Monday, August 26, 2019

Book Review: Anthony Bourdain - Kitchen Confidential

The New Yorker article "Don't Eat Before Reading This" that this book was based on turned 20 in April 2019, so it's interesting to read the book only now, yet still be able to see exactly why this guy became so famous. Food content is everywhere now - personal blogs, Yelp reviews, and impossibly lengthy SEO-optimized recipes for grilled cheese sandwiches - so it's hard to remember what it was like before the internet turned writing itself into fast food, but Bourdain's irreverent peek behind the kitchen curtains was genuinely novel at the time. Even now his writing is frequently spectacular: his keen and gossipy characterization, amusing but still affecting storytelling, and wry, appreciative voice all give a side of the restaurant industry that was not really seen 20 years ago and is still often underappreciated all the glamour and human interest that he would later make a career out of exposing viewers to on TV. It's a mix of memoir, philosophizing, career retrospective, apologia, and plain old complaining that he uses to make being a chef seem heroic and pathetic at a stroke, writing from the perspective of a man who has experienced the closely-linked extremes of crippling failure and stunning success, showing why restauranteur is such a fascinating profession in the aggregate yet any given chef is not to be trusted one bit.

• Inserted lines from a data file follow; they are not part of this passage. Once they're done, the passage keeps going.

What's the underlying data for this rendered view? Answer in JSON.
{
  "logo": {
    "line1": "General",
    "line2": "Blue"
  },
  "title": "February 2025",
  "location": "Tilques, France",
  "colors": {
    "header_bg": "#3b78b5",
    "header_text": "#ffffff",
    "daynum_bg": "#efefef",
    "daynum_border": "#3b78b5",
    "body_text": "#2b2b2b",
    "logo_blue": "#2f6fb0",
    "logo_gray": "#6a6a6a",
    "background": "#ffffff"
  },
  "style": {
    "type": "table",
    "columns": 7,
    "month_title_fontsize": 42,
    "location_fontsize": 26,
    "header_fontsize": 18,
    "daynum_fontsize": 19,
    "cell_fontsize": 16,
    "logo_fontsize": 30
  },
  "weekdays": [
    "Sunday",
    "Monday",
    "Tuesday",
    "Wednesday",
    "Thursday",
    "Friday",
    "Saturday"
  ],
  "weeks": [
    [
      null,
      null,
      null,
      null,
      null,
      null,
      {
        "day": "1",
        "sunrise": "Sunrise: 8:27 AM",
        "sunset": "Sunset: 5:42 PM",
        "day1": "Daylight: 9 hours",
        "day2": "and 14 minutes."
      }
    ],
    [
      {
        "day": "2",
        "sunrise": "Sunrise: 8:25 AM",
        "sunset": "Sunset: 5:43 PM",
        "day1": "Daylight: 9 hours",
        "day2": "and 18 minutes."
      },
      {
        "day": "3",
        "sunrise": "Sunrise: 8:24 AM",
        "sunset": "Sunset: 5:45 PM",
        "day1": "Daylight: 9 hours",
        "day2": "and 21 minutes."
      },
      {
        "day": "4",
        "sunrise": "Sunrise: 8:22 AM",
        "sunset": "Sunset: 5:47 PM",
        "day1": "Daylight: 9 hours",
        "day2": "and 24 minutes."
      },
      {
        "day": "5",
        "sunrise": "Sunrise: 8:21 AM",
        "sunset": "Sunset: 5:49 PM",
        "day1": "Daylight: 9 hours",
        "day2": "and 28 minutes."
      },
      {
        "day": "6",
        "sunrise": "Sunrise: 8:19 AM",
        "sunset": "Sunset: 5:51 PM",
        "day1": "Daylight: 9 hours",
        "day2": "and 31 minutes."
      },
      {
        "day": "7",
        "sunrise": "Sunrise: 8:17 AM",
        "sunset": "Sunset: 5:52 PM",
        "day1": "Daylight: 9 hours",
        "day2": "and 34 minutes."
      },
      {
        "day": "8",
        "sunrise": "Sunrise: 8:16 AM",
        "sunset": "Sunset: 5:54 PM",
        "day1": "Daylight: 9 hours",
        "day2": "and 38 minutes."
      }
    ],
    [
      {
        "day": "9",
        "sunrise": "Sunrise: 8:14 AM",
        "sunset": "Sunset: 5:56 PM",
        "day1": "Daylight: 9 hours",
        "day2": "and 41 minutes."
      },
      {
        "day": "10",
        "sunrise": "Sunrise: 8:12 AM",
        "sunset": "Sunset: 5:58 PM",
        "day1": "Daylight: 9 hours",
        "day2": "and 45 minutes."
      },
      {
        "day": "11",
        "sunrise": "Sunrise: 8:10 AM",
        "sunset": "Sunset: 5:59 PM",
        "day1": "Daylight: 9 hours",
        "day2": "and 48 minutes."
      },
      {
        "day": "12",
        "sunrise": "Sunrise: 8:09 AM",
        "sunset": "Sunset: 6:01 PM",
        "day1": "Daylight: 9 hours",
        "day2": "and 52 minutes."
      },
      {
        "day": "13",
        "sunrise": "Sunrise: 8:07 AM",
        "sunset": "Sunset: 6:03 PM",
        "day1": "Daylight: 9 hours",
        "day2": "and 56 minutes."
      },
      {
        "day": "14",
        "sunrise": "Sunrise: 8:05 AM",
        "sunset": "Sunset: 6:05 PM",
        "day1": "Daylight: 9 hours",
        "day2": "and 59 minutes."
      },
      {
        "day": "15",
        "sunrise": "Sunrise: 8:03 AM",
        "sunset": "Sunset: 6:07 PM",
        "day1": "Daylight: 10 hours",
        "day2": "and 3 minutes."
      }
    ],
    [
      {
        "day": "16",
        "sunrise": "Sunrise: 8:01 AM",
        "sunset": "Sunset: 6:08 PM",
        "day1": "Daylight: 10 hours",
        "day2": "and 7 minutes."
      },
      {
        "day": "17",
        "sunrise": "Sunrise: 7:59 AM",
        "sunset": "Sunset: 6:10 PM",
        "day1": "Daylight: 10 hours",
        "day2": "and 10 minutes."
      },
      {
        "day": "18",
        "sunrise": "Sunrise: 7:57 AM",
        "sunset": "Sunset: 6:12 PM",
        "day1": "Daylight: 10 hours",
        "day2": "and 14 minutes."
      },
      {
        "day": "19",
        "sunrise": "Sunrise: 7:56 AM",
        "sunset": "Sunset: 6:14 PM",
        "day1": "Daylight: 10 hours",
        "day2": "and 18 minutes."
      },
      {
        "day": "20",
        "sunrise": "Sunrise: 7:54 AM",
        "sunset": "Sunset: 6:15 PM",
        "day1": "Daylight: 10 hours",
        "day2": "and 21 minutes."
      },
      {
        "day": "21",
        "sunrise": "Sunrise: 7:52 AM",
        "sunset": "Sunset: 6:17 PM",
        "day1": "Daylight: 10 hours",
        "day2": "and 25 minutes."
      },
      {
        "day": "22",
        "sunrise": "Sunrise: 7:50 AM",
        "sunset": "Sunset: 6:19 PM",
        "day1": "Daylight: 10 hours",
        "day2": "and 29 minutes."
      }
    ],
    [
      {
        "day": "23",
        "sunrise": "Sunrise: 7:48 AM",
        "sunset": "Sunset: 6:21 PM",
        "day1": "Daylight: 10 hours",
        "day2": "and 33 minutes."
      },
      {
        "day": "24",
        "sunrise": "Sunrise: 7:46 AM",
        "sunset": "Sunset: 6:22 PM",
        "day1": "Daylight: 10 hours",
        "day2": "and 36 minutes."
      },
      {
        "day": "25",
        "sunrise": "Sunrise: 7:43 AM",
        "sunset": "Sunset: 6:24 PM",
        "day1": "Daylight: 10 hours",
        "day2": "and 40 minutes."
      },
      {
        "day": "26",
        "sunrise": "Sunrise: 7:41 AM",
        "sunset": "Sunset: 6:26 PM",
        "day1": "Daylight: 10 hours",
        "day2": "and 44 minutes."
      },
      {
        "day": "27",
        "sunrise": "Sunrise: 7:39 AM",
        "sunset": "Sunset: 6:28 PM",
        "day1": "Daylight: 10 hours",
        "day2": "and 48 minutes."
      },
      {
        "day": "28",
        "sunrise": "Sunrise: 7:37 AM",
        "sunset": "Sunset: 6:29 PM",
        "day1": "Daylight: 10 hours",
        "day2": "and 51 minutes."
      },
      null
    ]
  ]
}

I remember reading once that to get truly famous you have to excel at at least two different things and corner the market on the intersection of your talents. It seems like most chefs are not also good writers, let alone also good TV personalities, and likewise very few television hosts or authors are classically trained French chefs (as a sidenote, a lot of the French techniques and items he discusses are totally alien to me, although to be fair I'm not the kind of person who's making reservations at Dorsia - I mean Les Halles - very often). While I'll never have the opportunity to eat a meal that Bourdain cooked, if it was anything like his writing it would have been a real treat. He's good at making you think about your own food experiences: the opening chapter contains such a lovingly detailed description of learning to love oysters as a child on vacation in France that you can't help but think about great meals you've had, and right up until the end of the book he's raving about sushi he once had in a way that has actually changed how I view what I'm eating.

Sometimes his rule-breaking renegade shtick wears a bit thin over the course of the book - he really wants you to know that he's done a lot of drugs and seen a lot of misbehavior and lived a wild and crazy life, etc - but I don't begrudge him for getting as much mileage as he can out of his life story, and honestly, a lot of it is simple jealousy. The exact same questions about food authenticity apply to chef authenticity, and the same answer - just relax and enjoy what you're served - also applies. You can go a long way in America by playing the bad boy with a hidden soft side, and Bourdain's voice is just the perfect blend of wasn't-I-a-scoundrel and sincere passion for his craft, neatly balancing his (very) lengthy assurances about how much he loves dick jokes with more humanizing moments like his unashamed love letter to the bread one of his cooks makes. And his closing humility, where he reveals that everything he's said was just his own personal opinion, and just like there's no one right way to live there's no one right way to run a restaurant, cements him as surely one of the coolest people to evangelize the art of appreciating food. RIP.